If you find the answer tell me dd1 was always a 6-630am riser but dd2 is between 4.50 and 5.10am and its doing my head in, we've all got colds and dd1 coughing woke dd2 up last night so in total I had 4 hours of broken sleep. Today we are all grouchy (dh went to work at 4.30am so must be knackered) I am really losing my patience with them plus I have to go and babysit for a friend tonight when all I want to do is eat my dinner, have a bath and go to bed
I also have no answers but lots of sympathy. My DD did this for about 4 or 5 months and then just stopped. I have no idea why she was waking or why she stopped but I remember that depression that would hit me at 4.40am when I realised that my day had begun and there would be no more sleep.

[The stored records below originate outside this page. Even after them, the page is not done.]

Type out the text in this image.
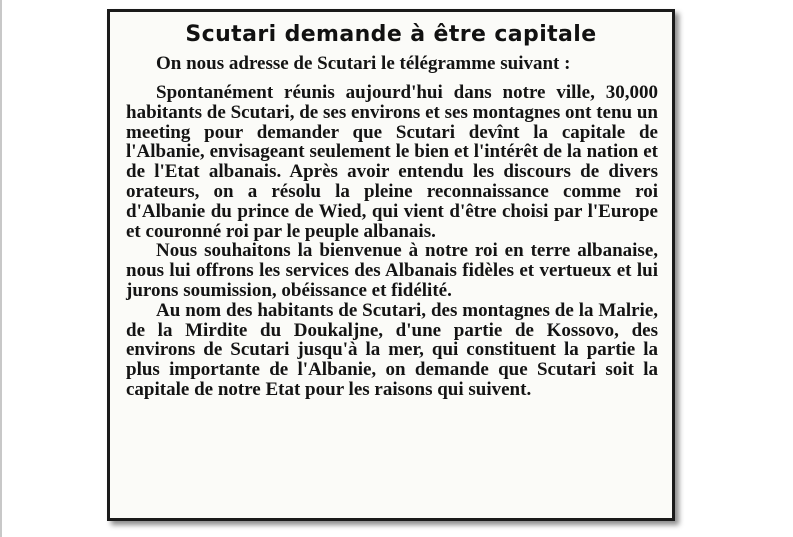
Scutari demande à être capitale

On nous adresse de Scutari le télégramme suivant :

Spontanément réunis aujourd'hui dans notre ville, 30,000 habitants de Scutari, de ses environs et ses montagnes ont tenu un meeting pour demander que Scutari devînt la capitale de l'Albanie, envisageant seulement le bien et l'intérêt de la nation et de l'Etat albanais. Après avoir entendu les discours de divers orateurs, on a résolu la pleine reconnaissance comme roi d'Albanie du prince de Wied, qui vient d'être choisi par l'Europe et couronné roi par le peuple albanais.

Nous souhaitons la bienvenue à notre roi en terre albanaise, nous lui offrons les services des Albanais fidèles et vertueux et lui jurons soumission, obéissance et fidélité.

Au nom des habitants de Scutari, des montagnes de la Malrie, de la Mirdite du Doukaljne, d'une partie de Kossovo, des environs de Scutari jusqu'à la mer, qui constituent la partie la plus importante de l'Albanie, on demande que Scutari soit la capitale de notre Etat pour les raisons qui suivent.
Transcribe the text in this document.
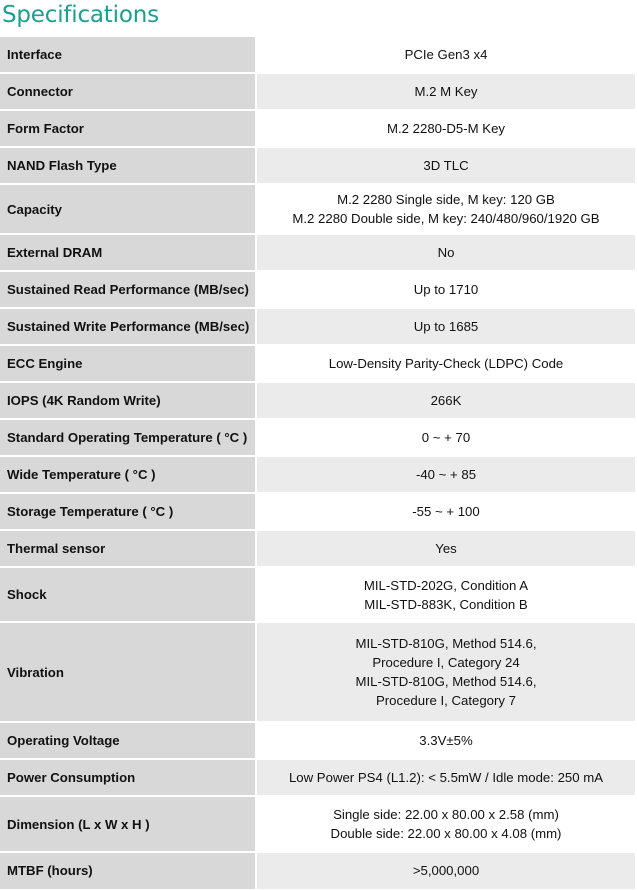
Specifications
Interface	PCIe Gen3 x4

Connector	M.2 M Key

Form Factor	M.2 2280-D5-M Key

NAND Flash Type	3D TLC

Capacity	M.2 2280 Single side, M key: 120 GB
M.2 2280 Double side, M key: 240/480/960/1920 GB

External DRAM	No

Sustained Read Performance (MB/sec)	Up to 1710

Sustained Write Performance (MB/sec)	Up to 1685

ECC Engine	Low-Density Parity-Check (LDPC) Code

IOPS (4K Random Write)	266K

Standard Operating Temperature ( °C )	0 ~ + 70

Wide Temperature ( °C )	-40 ~ + 85

Storage Temperature ( °C )	-55 ~ + 100

Thermal sensor	Yes

Shock	MIL-STD-202G, Condition A
MIL-STD-883K, Condition B

Vibration	MIL-STD-810G, Method 514.6,
Procedure I, Category 24
MIL-STD-810G, Method 514.6,
Procedure I, Category 7

Operating Voltage	3.3V±5%

Power Consumption	Low Power PS4 (L1.2): < 5.5mW / Idle mode: 250 mA

Dimension (L x W x H )	Single side: 22.00 x 80.00 x 2.58 (mm)
Double side: 22.00 x 80.00 x 4.08 (mm)

MTBF (hours)	>5,000,000
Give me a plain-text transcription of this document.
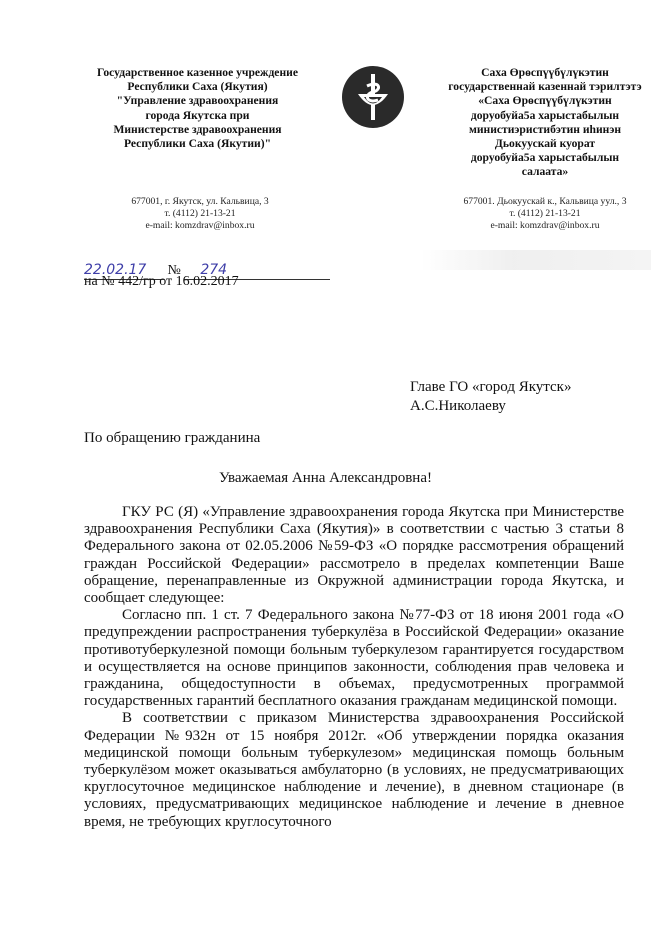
Государственное казенное учреждение
Республики Саха (Якутия)
"Управление здравоохранения
города Якутска при
Министерстве здравоохранения
Республики Саха (Якутии)"
Саха Өрөспүүбүлүкэтин
государственнай казеннай тэрилтэтэ
«Саха Өрөспүүбүлүкэтин
доруобуйа5а харыстабылын
министиэристибэтин иһинэн
Дьокуускай куорат
доруобуйа5а харыстабылын
салаата»
677001, г. Якутск, ул. Кальвица, 3
т. (4112) 21-13-21
e-mail: komzdrav@inbox.ru
677001. Дьокуускай к., Кальвица уул., 3
т. (4112) 21-13-21
e-mail: komzdrav@inbox.ru
22.02.17 № 274
на № 442/гр от 16.02.2017
Главе ГО «город Якутск»
А.С.Николаеву
По обращению гражданина
Уважаемая Анна Александровна!

ГКУ РС (Я) «Управление здравоохранения города Якутска при Министерстве здравоохранения Республики Саха (Якутия)» в соответствии с частью 3 статьи 8 Федерального закона от 02.05.2006 №59-ФЗ «О порядке рассмотрения обращений граждан Российской Федерации» рассмотрело в пределах компетенции Ваше обращение, перенаправленные из Окружной администрации города Якутска, и сообщает следующее:

Согласно пп. 1 ст. 7 Федерального закона №77-ФЗ от 18 июня 2001 года «О предупреждении распространения туберкулёза в Российской Федерации» оказание противотуберкулезной помощи больным туберкулезом гарантируется государством и осуществляется на основе принципов законности, соблюдения прав человека и гражданина, общедоступности в объемах, предусмотренных программой государственных гарантий бесплатного оказания гражданам медицинской помощи.

В соответствии с приказом Министерства здравоохранения Российской Федерации №932н от 15 ноября 2012г. «Об утверждении порядка оказания медицинской помощи больным туберкулезом» медицинская помощь больным туберкулёзом может оказываться амбулаторно (в условиях, не предусматривающих круглосуточное медицинское наблюдение и лечение), в дневном стационаре (в условиях, предусматривающих медицинское наблюдение и лечение в дневное время, не требующих круглосуточного
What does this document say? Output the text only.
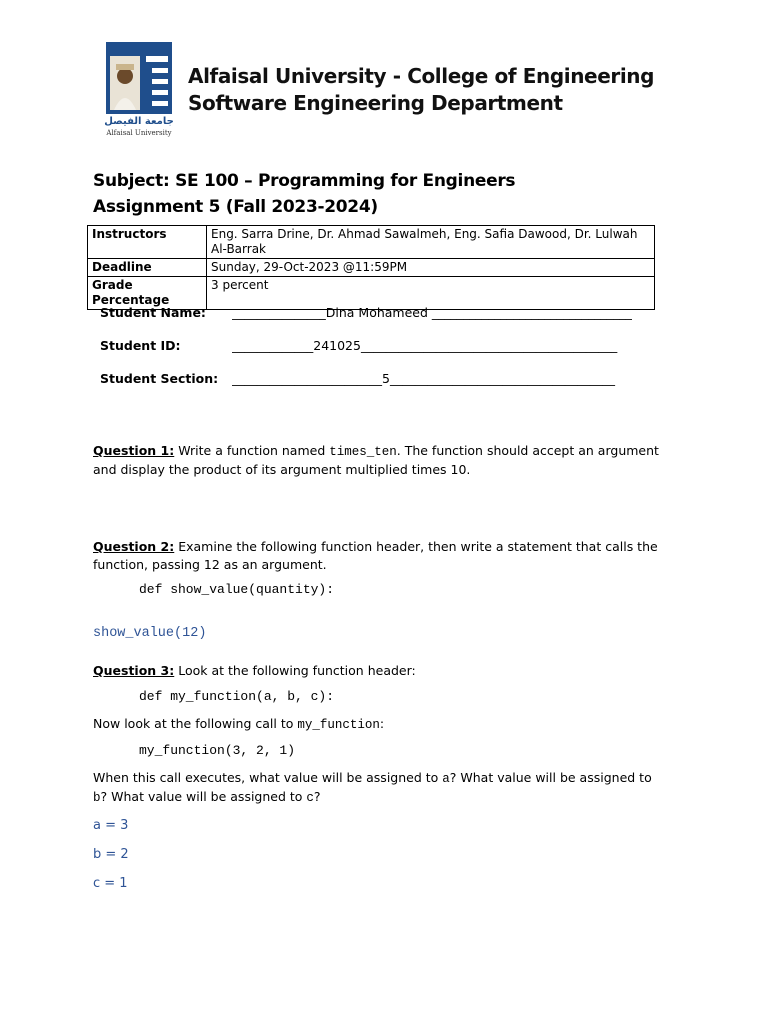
جامعة الفيصل
Alfaisal University
Alfaisal University - College of Engineering
Software Engineering Department
Subject: SE 100 – Programming for Engineers
Assignment 5 (Fall 2023-2024)
Instructors	Eng. Sarra Drine, Dr. Ahmad Sawalmeh, Eng. Safia Dawood, Dr. Lulwah Al-Barrak
Deadline	Sunday, 29-Oct-2023 @11:59PM
Grade Percentage	3 percent
Student Name: _______________Dina Mohameed ________________________________
Student ID:	_____________241025_________________________________________
Student Section: ________________________5____________________________________
Question 1: Write a function named times_ten. The function should accept an argument and display the product of its argument multiplied times 10.
Question 2: Examine the following function header, then write a statement that calls the function, passing 12 as an argument.
def show_value(quantity):
show_value(12)
Question 3: Look at the following function header:
def my_function(a, b, c):
Now look at the following call to my_function:
my_function(3, 2, 1)
When this call executes, what value will be assigned to a? What value will be assigned to b? What value will be assigned to c?
a = 3
b = 2
c = 1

Ds (11 months) has decided that 4.30am is a good time to get up and greet the day. I can normally manage to persuade him to go back to sleep after about 45 minutes of stroking and patting, but then its only for half an hour or so he goes to bed at 7pm and sleeps (usually) until 4.30, when he just doesnt seem tired anymore.
Whats strange is that even when we put him to bed later (e.g. 7.45 last night) he still wakes between 4.30 and 4.45. Its nothing environmental his room is very dark, and he wakes at the same time whether we are at home or somewhere else, so its not noise outside. Even the amount of daytime sleep doesnt make any difference.
On the one hand, hes only just stopped waking multiple times in the night, so I feel I should be pleased hes got the hang of uninterrupted sleep, but at least he never used to wake at stupid oclock in the morning full of beans.
Id welcome any advice co-sleeping isnt working, when I bring him into bed he just yells and tries to poke me in the eye. At the moment one of us has to get up and take him downstairs and play with him so everyone else in the family can get some sleep.
Why isn't there a tired emoticon on MN? Surely it would be much used and appreciated.